The house was completed in 1841, and is an example of Gothic Revival architecture. Gothic Revival began in the mid eighteenth century in England and features a smaller, human scale with a large variety of form and decoration. It relies on organic inspiration and is more picturesque than impressive. It uses asymmetry and a variety of textures in its gables, dormers and lattices. Kingscote has held true to this style of architecture and is one of the last surviving wooden structures of its size, period and style in the US.

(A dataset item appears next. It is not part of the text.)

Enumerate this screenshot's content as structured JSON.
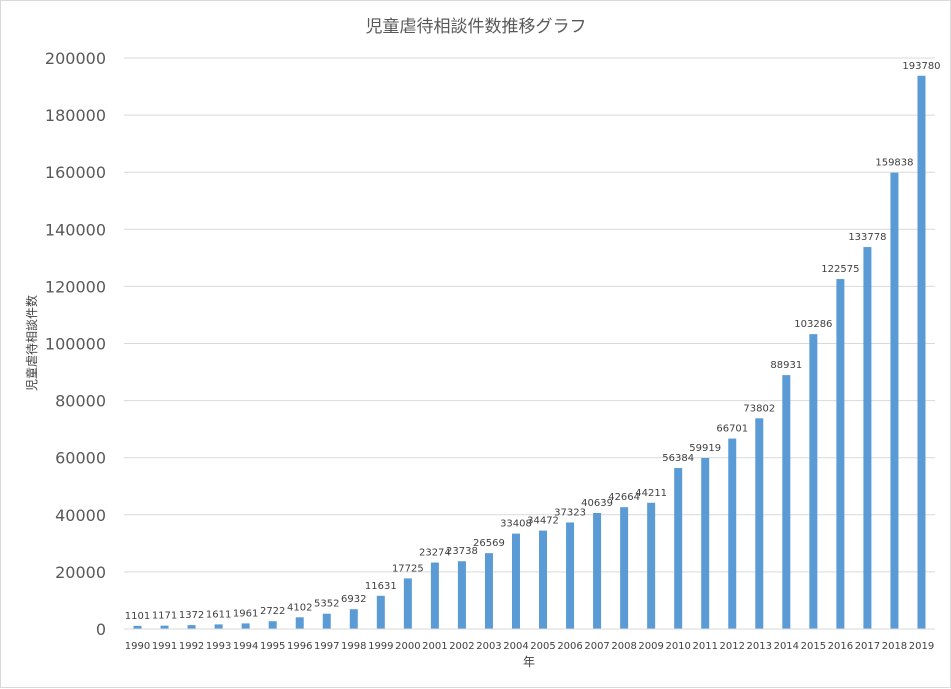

Kingscote was sold in 1863, after the Civil War severed Jones’ ties with Newport, to William Henry Hunter King. King was not new to the Newport scene and his family had strong ties with China. He amassed a large collection of Chinese porcelains, paintings and furnishings that are still used to decorate the house. King, unfortunately suffered a mental breakdown and was admitted to a mental hospital in 1866. The house then began to get passed down to other members of the King family. In 1880 this cottage was officially registered as “Kingscote” and a year later, David King, added a three story addition to the home. This addition added the most lavish room in the house, the dining room. The last two owners and residence of Kingscote were, Maud Armstrong, the daughter of Ella Louisa Rives King, and her daughter Gwendolen. Ella was adamant about the preservation of Kingscote and Maud and Gwendolen held true to that, refusing to sell the estate to the government in order to build a school. When Gwendolen passed in 1972, she left Kingscote and all its furnishings to the Preservation society so that it could be enjoyed by others as it was enjoyed by her family for over a century.